La réforme adoptée samedi soir dans la capitale américaine sera lancée dans pas moins de 50 domaines différents. Toutefois, elle n’est pas la ‘refondation du système financier international’ que le président français Nicolas Sarkozy et l’Union Européenne avaient souhaitée, en entrevoyant dans le sommet de Washington un Bretton Woods II, par référence à la conférence qui avait créé le Fonds Monétaire International et la Banque Mondiale en 1944.
Les domaines concernés vont de la règlementation des fonds d’investissement spéculatifs (les fameux hedge funds) à la représentation accrue des pays du Sud au FMI, en passant par une meilleure transparence des règles comptables des entreprises ou la coordination des mesures nationales d’incitation fiscale.
Surveillance des banques
L’un des 50 domaines d’action du G20 pourrait changer les habitudes à UBS et au Crédit Suisse. En effet, le communiqué final du sommet, long de 12 pages, s’attarde en particulier sur «l’amélioration de la coopération internationale», un objectif qui doit passer par la création de ‘collèges de supervision’, des organes qui rassembleraient des membres des autorités de règlementation afin de «renforcer la surveillance de toutes les plus grandes institutions financières opérant par delà les frontières».
L’idée, selon le communiqué des 20, est que «les plus grandes banques devraient conférer régulièrement avec leurs collèges de supervision à propos de leurs activités et de l’évaluation des risques auxquelles elles font face ».
Aucune des ‘plus grandes banques’ du monde n’est citée par le communiqué du G20, mais d’après le gouvernement américain qui a inspiré la rédaction de cette mesure et proposé le concept de ‘collège de surveillance’, les «plus grandes banques» seraient au nombre de 30.
«Ce fut un sommet productif et réussi », déclare George Bush, qui se félicite notamment que les 20 aient réaffirmé que le capitalisme et le libre commerce, accompagnés d’une certaine règlementation, sont les meilleurs moyens d’ «assurer la croissance, l’emploi et la réduction de la pauvreté».
Une première étape
George Bush et les autres dirigeants du G20 soulignent cependant que le sommet de Washington n’était qu’une première étape.

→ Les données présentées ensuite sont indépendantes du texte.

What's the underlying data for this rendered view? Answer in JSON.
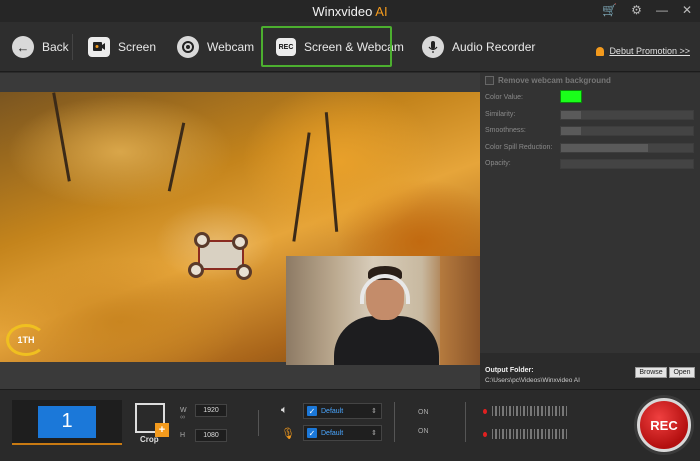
{
  "window": {
    "title_main": "Winxvideo",
    "title_accent": "AI",
    "cart_icon": "cart-icon",
    "settings_icon": "gear-icon",
    "minimize": "—",
    "close": "✕"
  },
  "toolbar": {
    "back": "Back",
    "screen": "Screen",
    "webcam": "Webcam",
    "screen_webcam": "Screen & Webcam",
    "audio_recorder": "Audio Recorder",
    "rec_icon_text": "REC",
    "promo": "Debut Promotion >>"
  },
  "preview": {
    "hud_text": "1TH"
  },
  "panel": {
    "remove_bg": "Remove webcam background",
    "color_value": "Color Value:",
    "color_value_hex": "#1aff1a",
    "similarity": "Similarity:",
    "smoothness": "Smoothness:",
    "color_spill": "Color Spill Reduction:",
    "opacity": "Opacity:",
    "similarity_level": 0.15,
    "smoothness_level": 0.15,
    "color_spill_level": 0.66,
    "opacity_level": 0.0
  },
  "output": {
    "label": "Output Folder:",
    "path": "C:\\Users\\pc\\Videos\\Winxvideo AI",
    "browse": "Browse",
    "open": "Open"
  },
  "bottom": {
    "screen_number": "1",
    "crop_label": "Crop",
    "w_label": "W",
    "h_label": "H",
    "width": "1920",
    "height": "1080",
    "speaker_device": "Default",
    "mic_device": "Default",
    "speaker_state": "ON",
    "mic_state": "ON",
    "rec_label": "REC"
  }
}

Ils chargent ainsi leurs ministres d’élaborer des propositions détaillées dans les 50 domaines retenus d’ici le 31 mars, avant qu’un deuxième sommet ne se tienne au mois d’avril. Les détails concernant les ‘collèges de supervision’ pour les banques ne devraient donc pas faire surface avant le printemps.
A ce stade, Barack Obama aura eu trois mois pour se familiariser avec les arcanes du pouvoir et de la crise économique. Samedi soir, George Bush a indiqué qu’il tient son successeur au courant des décisions du sommet de Washington. Le président sortant a par ailleurs promis de «travailler sans relâche pour que le relais entre mon gouvernement et celui de M. Obama s’effectue en douceur ».
Le leadership du Japon
Le prochain président américain, qui était représenté au sommet par deux émissaires, dont Madeleine Albright, l’ancienne ministre des Affaires étrangères de Bill Clinton, a estimé pour sa part que «la crise économique mondiale exige une réponse internationale».

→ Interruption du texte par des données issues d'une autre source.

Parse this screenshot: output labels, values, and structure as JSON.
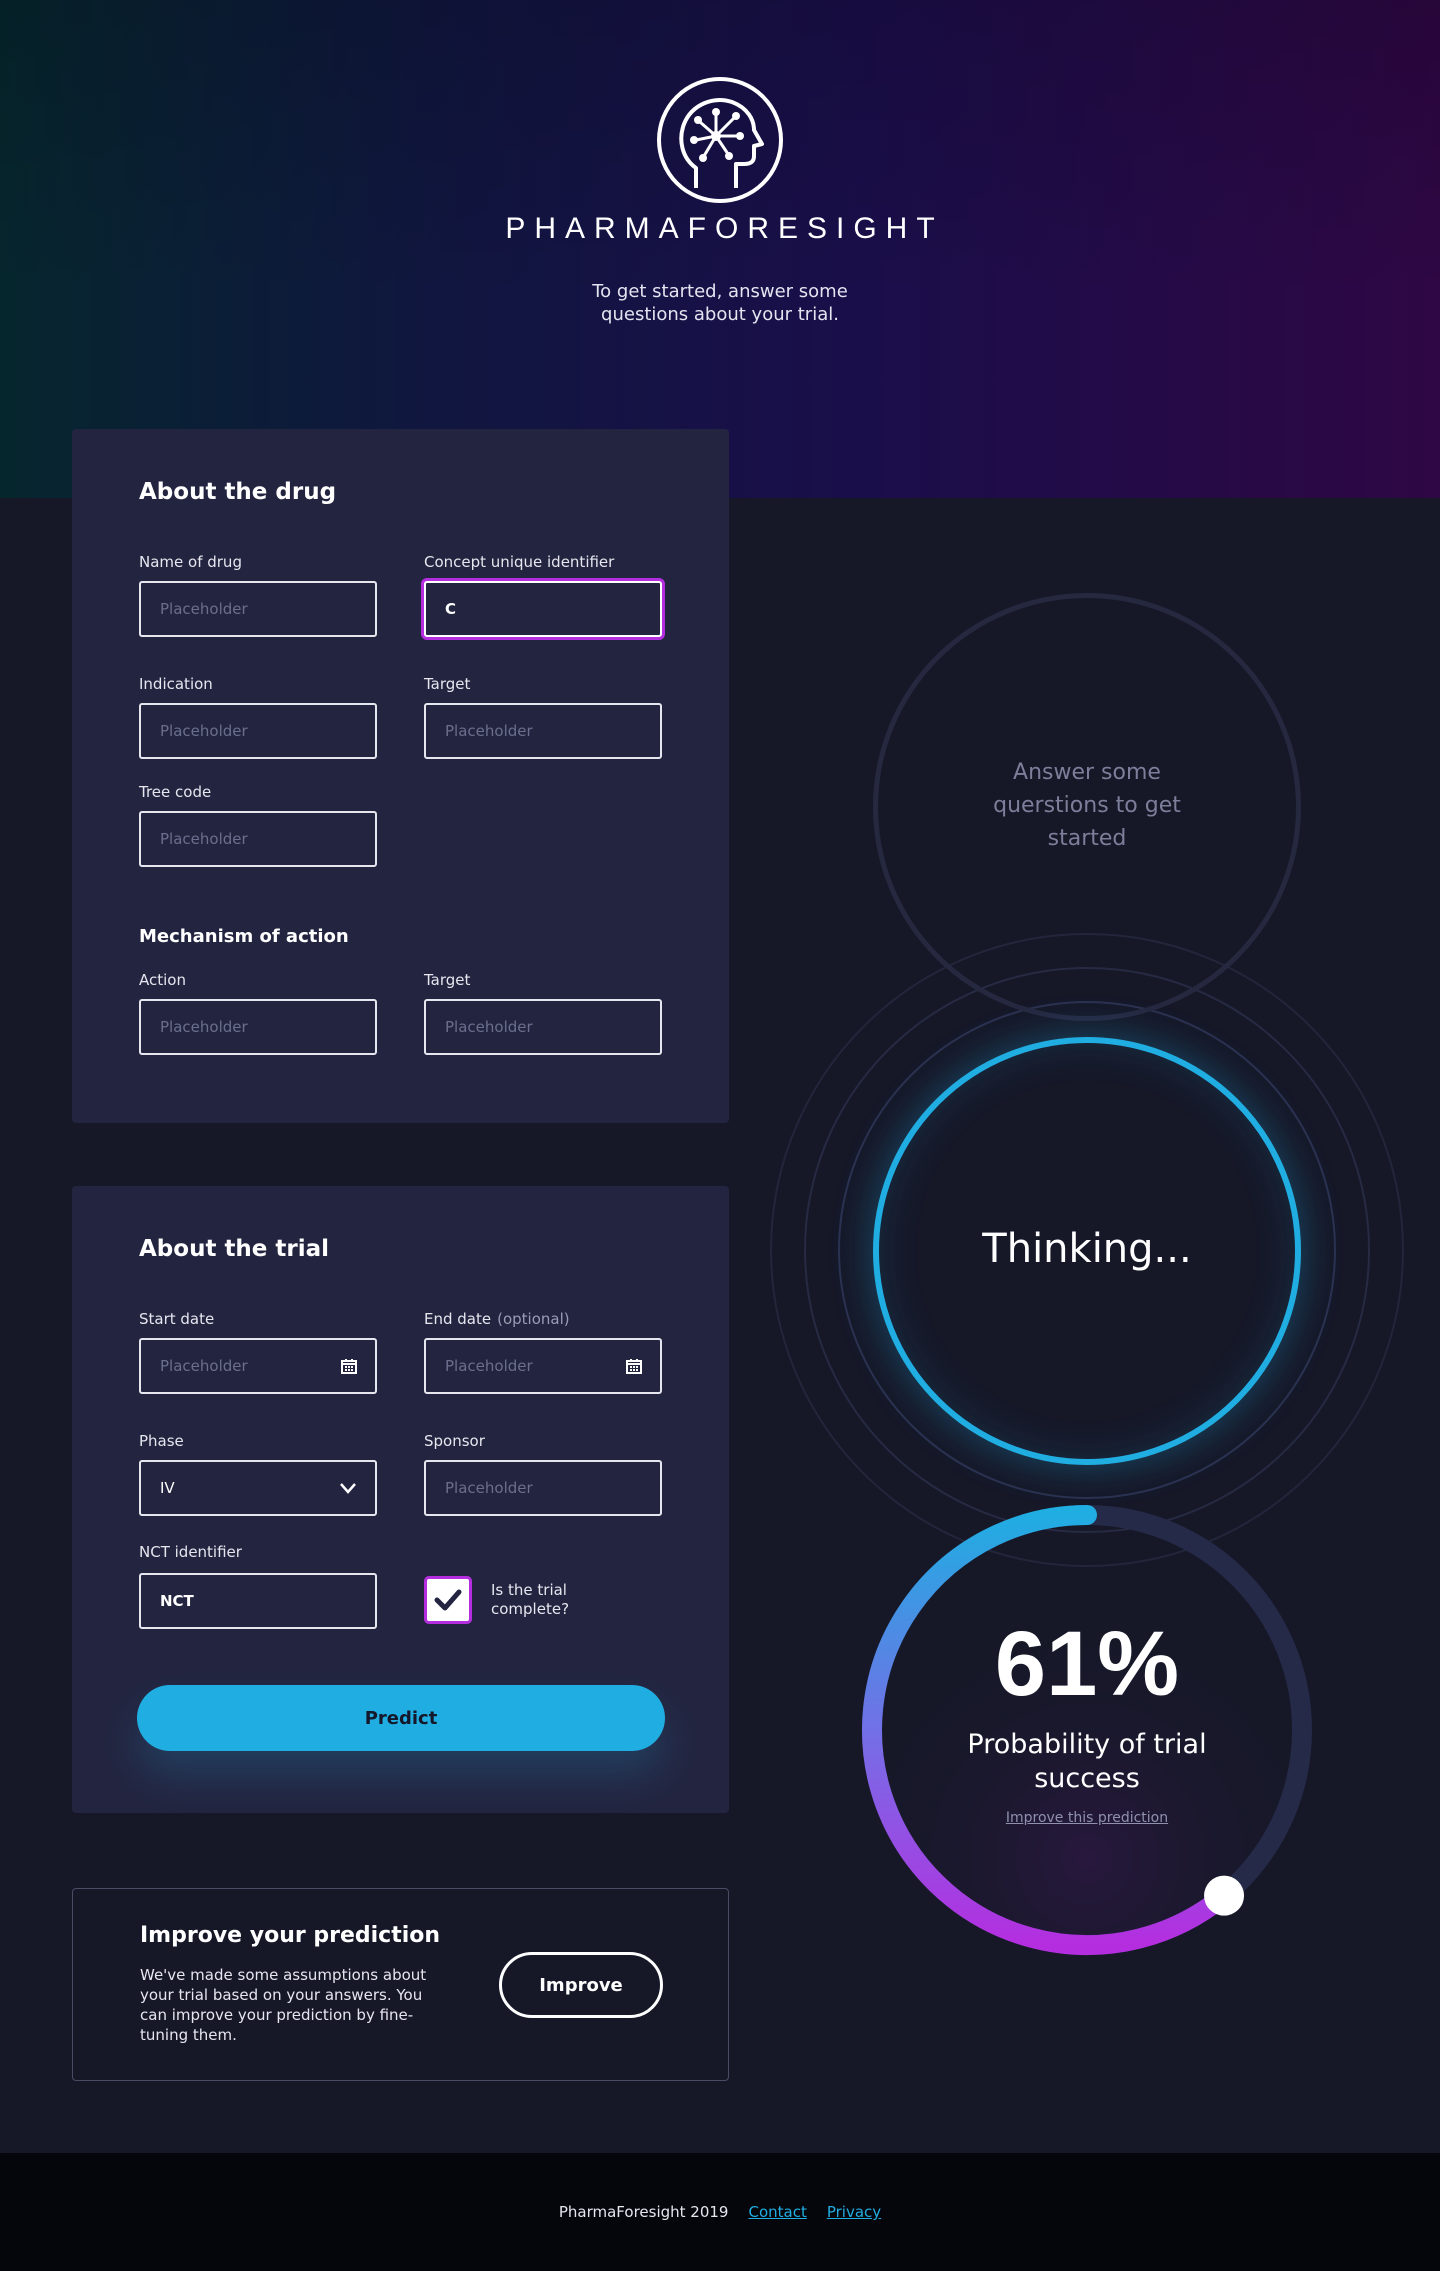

Le seul résultat concret du sommet de Washington est cependant que le Japon a annoncé un prêt de 100 milliards de dollars au FMI pour venir en aide aux pays en développement qui sont en difficulté du fait de la crise mondiale. Saluant le «leadership» du Japon et son «engagement vis-à-vis du multilatéralisme», le patron du FMI, Dominique Strauss-Khan, a espéré que «d’autres pays vont maintenant appuyer l’action du FMI».
Le poids des pays émergents
C’était en tout cas la première fois que le G-20, un groupe formé en 1999, se rassemblait au niveau de ses chefs d’Etat et de gouvernement. Cet évènement inédit souligne, non seulement la gravité de la crise actuelle, mais aussi l’importance grandissante de pays émergents tels que la Chine, l’Inde ou le Brésil.

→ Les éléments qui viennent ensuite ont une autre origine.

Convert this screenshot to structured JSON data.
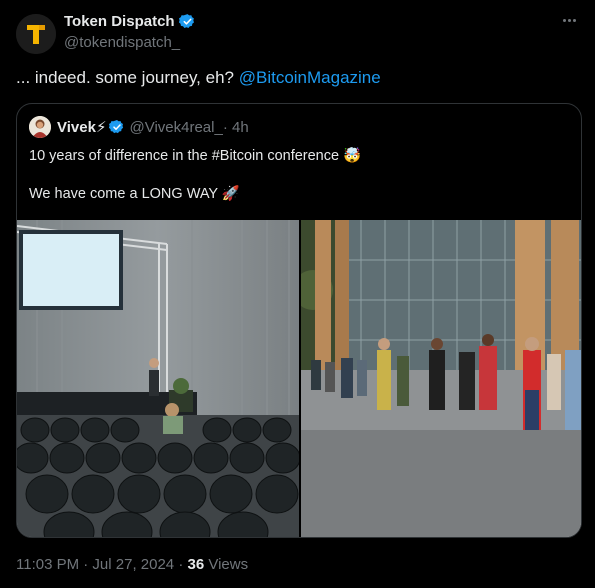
{
  "tweet": {
    "author_name": "Token Dispatch",
    "author_handle": "@tokendispatch_",
    "avatar_letter": "T",
    "text_before": "... indeed. some journey, eh? ",
    "mention": "@BitcoinMagazine",
    "timestamp": "11:03 PM · Jul 27, 2024 · ",
    "views_count": "36",
    "views_label": " Views"
  },
  "quote": {
    "author_name": "Vivek",
    "author_emoji": "⚡",
    "author_handle": "@Vivek4real_",
    "time": " · 4h",
    "line1": "10 years of difference in the #Bitcoin conference 🤯",
    "line2": "We have come a LONG WAY 🚀"
  },
  "colors": {
    "background": "#000000",
    "text": "#e7e9ea",
    "muted": "#71767b",
    "link": "#1d9bf0",
    "verified": "#1d9bf0",
    "border": "#2f3336",
    "avatar_accent": "#f5b400"
  },
  "icons": {
    "verified": "verified-badge-icon",
    "more": "more-options-icon"
  }
}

Il confirme aussi l’avènement de l’Union Européenne en tant que partenaire à part entière de la communauté internationale. A cet égard, la chancelière allemande Angela Merkel a pu évoquer samedi soir «le début d’une nouvelle ère» dans la coopération internationale.
Néanmoins, le président de la Banque Mondiale, l’Américain Robert Zoellick, prévient que l’intégration des pays émergents ne doit pas se faire aux dépends des pays les plus pauvres.
Vaine attente suisse
«C’est une mesure positive que de voir les dirigeants des pays développés rencontrer ceux des puissances économiques émergentes, mais les plus pauvres des pays en développement ne doivent pas être laissés de côté», déclare-t-il. Le patron de la Banque Mondiale ajoute que « la crise actuelle ne sera pas résolue et des solutions à long terme ne seront pas mises en œuvre en acceptant un monde à deux vitesses ».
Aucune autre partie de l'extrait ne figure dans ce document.